Leilão da Marca Leader em Tempo de Crise
A renomada marca Leader, que fez parte da história do varejo brasileiro, será leiloada nesta terça-feira, em um evento que promete ser mais um capítulo no conturbado cenário econômico da varejista. Avaliada em aproximadamente R$ 719 milhões, a marca não opera mais lojas e está sendo apresentada como parte da tentativa de abater uma dívida tributária superior a R$ 1 bilhão, sendo a maior parte deste passivo relacionada ao estado do Rio de Janeiro.
A penhora que permite este leilão foi determinada pela Justiça do Rio de Janeiro, após decisão da 11ª Vara de Fazenda Pública, sob a supervisão do juiz Claudio Augusto Annuza Ferreira. O evento está programado para às 12h20, horário de Brasília, e será realizado através do site “Portella Leilões”, que tem o leiloeiro Rodrigo Lopes Portella à frente da condução dos lances. Caso o leilão não atraia interessados, existe a possibilidade de que a marca seja vendida pela metade do valor em uma segunda chamada marcada para o dia 6 de abril, no mesmo horário.
Condições de Pagamento e Tentativa de Recuperação
Os interessados em arrematar a marca poderão efetuar o pagamento à vista ou, conforme a decisão do juiz e as condições estipuladas no edital, em até 15 dias com uma caução de 30%, além do pagamento das comissões e taxas processuais. Essa penhora está sendo vista como uma tentativa de recuperar os débitos acumulados pela varejista, que se intensificaram após a falência da empresa e a falha em cumprir um plano de recuperação judicial iniciado em março de 2020. A marca foi formalmente apresentada como garantia em um termo assinado entre a rede e o estado do Rio.
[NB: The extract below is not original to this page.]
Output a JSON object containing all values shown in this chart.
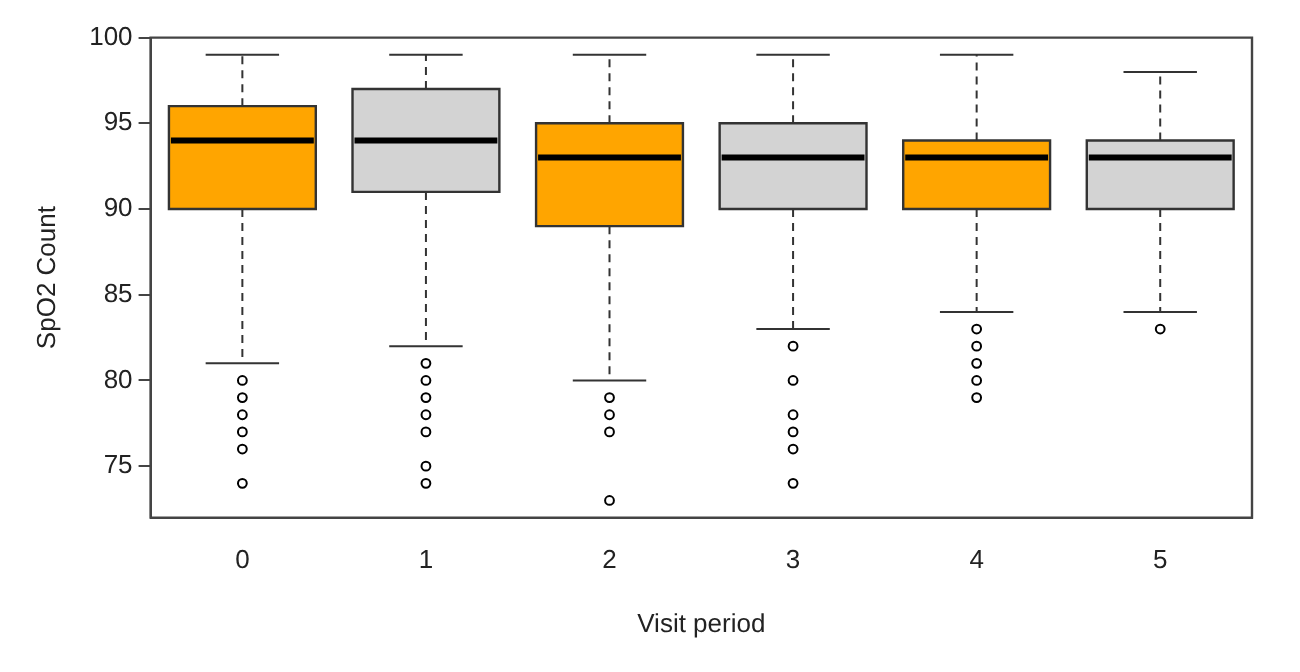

De acordo com um relatório da Procuradoria-Geral do Estado, a dívida tributária da Leader já inscrita na dívida ativa alcançava cerca de R$ 693,3 milhões até junho de 2022. Isso inclui um passivo de ICMS que, segundo dados mais recentes de fevereiro de 2025, já ultrapassava os R$ 944 milhões.
Histórico de Falência e os Desafios do Varejo
Com um passivo total que beirava R$ 1,2 bilhão, a Leader entrou com um pedido de recuperação judicial em março de 2020, com um plano aprovado no ano seguinte. Contudo, a reestruturação revelou-se insustentável. De 2023 a 2024, a varejista enfrentou desafios significativos, incluindo a inflação, a migração do consumo para plataformas digitais e os impactos prolongados da pandemia de COVID-19, fatores que culminaram no fechamento gradual das lojas e em atrasos recorrentes em pagamentos e salários.
Em abril de 2025, a 3ª Vara Empresarial do Rio decretou a falência da empresa, embora o Tribunal de Justiça do Rio tenha suspendido essa decisão, permitindo que a varejista permanecesse em recuperação judicial até um julgamento definitivo. Se a execução fiscal for mantida, os valores arrecadados no leilão serão direcionados aos cofres do estado, enquanto, em caso de falência consolidada, seguirão a ordem legal de credores, priorizando dívidas trabalhistas.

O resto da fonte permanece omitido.